Сеня с готовностью занялся шампанским – руки у него тряслись, но ничего не попишешь, очень уж ему хотелось выглядеть своим парнем. Ядреная двухсотдолларовая струя ударила из бутылки и плюхнула на стол, Сеня поспешно привстал и разлил по фужерам из ополовиненной емкости.

Я имел удовольствие видеть, как олигарх Осинский, у которого в ухватистых руках «полцарства расейского», с удовольствием смаковал напиток, радовался как ребенок терпкому кислому вкусу и приговаривал при этом:

– Вот, сволочи, какой-то квас делают, а не шампанское. Вот у нас шампанское – так это шампанское. «Абрау-Дюрсо», «Новосветский сердолик», а, братцы? «Артемовское игристое» в солевых копях выдерживают – уникальный аромат!

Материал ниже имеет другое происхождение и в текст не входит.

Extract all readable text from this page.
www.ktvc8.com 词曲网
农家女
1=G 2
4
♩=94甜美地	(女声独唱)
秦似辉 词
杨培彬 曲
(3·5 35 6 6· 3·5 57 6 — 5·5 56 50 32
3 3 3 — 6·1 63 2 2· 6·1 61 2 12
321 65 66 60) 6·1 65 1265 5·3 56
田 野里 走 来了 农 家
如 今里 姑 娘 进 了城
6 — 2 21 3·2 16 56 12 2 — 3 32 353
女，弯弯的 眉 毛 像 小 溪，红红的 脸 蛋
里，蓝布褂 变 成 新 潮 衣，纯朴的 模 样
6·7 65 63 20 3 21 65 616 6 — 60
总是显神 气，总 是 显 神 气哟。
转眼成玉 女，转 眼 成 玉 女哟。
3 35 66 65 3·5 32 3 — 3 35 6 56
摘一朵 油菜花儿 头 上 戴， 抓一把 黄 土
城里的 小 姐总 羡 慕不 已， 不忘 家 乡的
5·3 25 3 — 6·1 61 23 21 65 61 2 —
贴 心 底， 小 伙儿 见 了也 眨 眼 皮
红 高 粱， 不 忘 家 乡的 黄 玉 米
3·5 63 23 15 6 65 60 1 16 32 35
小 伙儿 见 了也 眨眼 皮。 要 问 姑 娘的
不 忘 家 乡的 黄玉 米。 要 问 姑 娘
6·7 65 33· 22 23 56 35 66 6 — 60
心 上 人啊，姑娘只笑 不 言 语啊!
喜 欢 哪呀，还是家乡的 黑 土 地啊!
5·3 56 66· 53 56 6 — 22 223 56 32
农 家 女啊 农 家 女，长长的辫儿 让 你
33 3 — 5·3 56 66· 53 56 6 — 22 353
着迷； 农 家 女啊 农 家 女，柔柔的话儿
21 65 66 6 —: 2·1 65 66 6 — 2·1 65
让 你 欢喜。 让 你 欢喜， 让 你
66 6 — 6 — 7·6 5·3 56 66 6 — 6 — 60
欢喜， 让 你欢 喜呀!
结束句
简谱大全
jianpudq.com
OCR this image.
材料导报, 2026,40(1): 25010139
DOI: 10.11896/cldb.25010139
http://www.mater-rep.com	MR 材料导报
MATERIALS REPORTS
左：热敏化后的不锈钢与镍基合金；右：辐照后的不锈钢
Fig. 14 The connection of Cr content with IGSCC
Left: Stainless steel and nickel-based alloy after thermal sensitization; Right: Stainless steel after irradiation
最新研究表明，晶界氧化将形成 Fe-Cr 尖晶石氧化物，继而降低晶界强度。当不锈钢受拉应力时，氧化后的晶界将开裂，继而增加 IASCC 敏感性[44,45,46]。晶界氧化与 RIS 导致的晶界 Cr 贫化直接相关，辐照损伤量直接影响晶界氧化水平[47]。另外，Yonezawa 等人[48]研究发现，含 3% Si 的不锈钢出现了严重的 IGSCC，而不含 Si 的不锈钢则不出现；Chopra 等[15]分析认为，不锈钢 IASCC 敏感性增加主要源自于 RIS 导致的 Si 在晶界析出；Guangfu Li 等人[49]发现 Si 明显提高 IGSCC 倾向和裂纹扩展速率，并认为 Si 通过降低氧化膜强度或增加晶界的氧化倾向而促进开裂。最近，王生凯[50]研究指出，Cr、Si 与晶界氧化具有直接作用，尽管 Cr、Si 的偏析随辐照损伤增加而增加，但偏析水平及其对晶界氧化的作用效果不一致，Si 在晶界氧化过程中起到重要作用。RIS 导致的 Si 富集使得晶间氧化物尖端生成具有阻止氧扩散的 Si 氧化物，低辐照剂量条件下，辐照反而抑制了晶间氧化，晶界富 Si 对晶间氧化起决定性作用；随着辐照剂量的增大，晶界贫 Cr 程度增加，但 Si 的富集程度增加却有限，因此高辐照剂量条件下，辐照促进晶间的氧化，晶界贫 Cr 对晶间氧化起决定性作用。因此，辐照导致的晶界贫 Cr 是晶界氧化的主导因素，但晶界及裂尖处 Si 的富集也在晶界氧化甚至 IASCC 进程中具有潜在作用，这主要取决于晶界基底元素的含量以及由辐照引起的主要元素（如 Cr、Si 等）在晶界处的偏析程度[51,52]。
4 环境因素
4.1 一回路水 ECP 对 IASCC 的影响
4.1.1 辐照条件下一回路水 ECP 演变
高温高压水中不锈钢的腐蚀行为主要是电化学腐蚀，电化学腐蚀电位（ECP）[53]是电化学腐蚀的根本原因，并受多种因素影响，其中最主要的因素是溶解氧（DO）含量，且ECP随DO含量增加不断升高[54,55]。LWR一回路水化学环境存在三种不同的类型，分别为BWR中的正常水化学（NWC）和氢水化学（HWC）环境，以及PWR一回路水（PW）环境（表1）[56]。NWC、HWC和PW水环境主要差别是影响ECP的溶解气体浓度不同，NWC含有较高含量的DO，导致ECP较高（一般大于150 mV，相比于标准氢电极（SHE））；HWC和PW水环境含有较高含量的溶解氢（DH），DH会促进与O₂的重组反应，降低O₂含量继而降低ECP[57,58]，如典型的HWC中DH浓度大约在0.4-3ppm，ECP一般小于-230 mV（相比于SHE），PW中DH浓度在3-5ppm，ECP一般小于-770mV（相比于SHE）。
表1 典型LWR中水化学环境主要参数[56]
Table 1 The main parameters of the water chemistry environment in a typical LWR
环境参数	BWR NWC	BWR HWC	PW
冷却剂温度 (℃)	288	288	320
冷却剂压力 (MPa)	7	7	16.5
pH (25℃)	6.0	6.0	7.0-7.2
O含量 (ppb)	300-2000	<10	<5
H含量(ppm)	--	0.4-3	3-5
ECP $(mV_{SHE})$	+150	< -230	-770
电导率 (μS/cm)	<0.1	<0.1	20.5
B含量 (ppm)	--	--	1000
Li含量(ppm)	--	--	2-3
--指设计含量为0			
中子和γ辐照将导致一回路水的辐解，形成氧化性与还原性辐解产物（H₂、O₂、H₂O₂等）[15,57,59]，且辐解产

– Митя, а когда собираешься с Западом разделываться? Что-то наглеют не по дням, а по часам. Какие-то они неотчетливые. Может, им финансовый крах устроишь, для начала? – завел неизбежный разговор о политике крупный издатель.

– Успеется, куда они от нас денутся, – меланхолично заметил Осинский и снова взялся за гитару. Песня была про «надежды маленький оркестрик».

Я пересилил себя и занялся таки закусками. Описание оных отняло бы слишком много времени, а между тем ситуация и без того ясна – это вам не ресторан «Пиккадили». Я жевал и совершенно определенно, можно сказать, вкусовыми пупырышками понимал, что все эти круто заряженные посетители ресторанов – сплошь лохи, мелкие обыватели да и только.

Естественно, увлекшись, я пропустил появление третьего спонсора. А когда увидел, – он присаживался напротив, – мне стало не по себе. Батюшки, да это же Витольд Шмаков, человек с глазами одновременно убийцы и вечного двоечника, что изо всех сил старается перейти в следующий класс. Впрочем, сейчас он выглядел совершенно иначе: благожелательность и интерес читались на его лице. А между тем этот человек из ниоткуда, из глухой провинциальной деревни сумел за пять лет подмять под себя всю цветную металлургию N-ской губернии. Это он перестрелял всех местных «воров в законе», пасшихся на этой изобильной делянке, нагнал страху и купил оптом и в розницу милицию, прокуратуру и народный суд, и стал недосягаем, как демиург местного значения.

Он как раз вклинился в диалог Сени с Юрием Долгоруковым-Самошацким. Они оба, на два голоса костили на чем свет стоит российские порядки. Все это стало мне сильно напоминать атмосферу шестидесятницкой кухни – те же безаппеляционные приговоры и блеск шашек. Хорошо быть великим в своей компании, особенно, когда не надо отвечать за свои слова, – тут тебе и радикальные планы спасения, и безупречные, никогда не сбывающиеся, футурологические прогнозы.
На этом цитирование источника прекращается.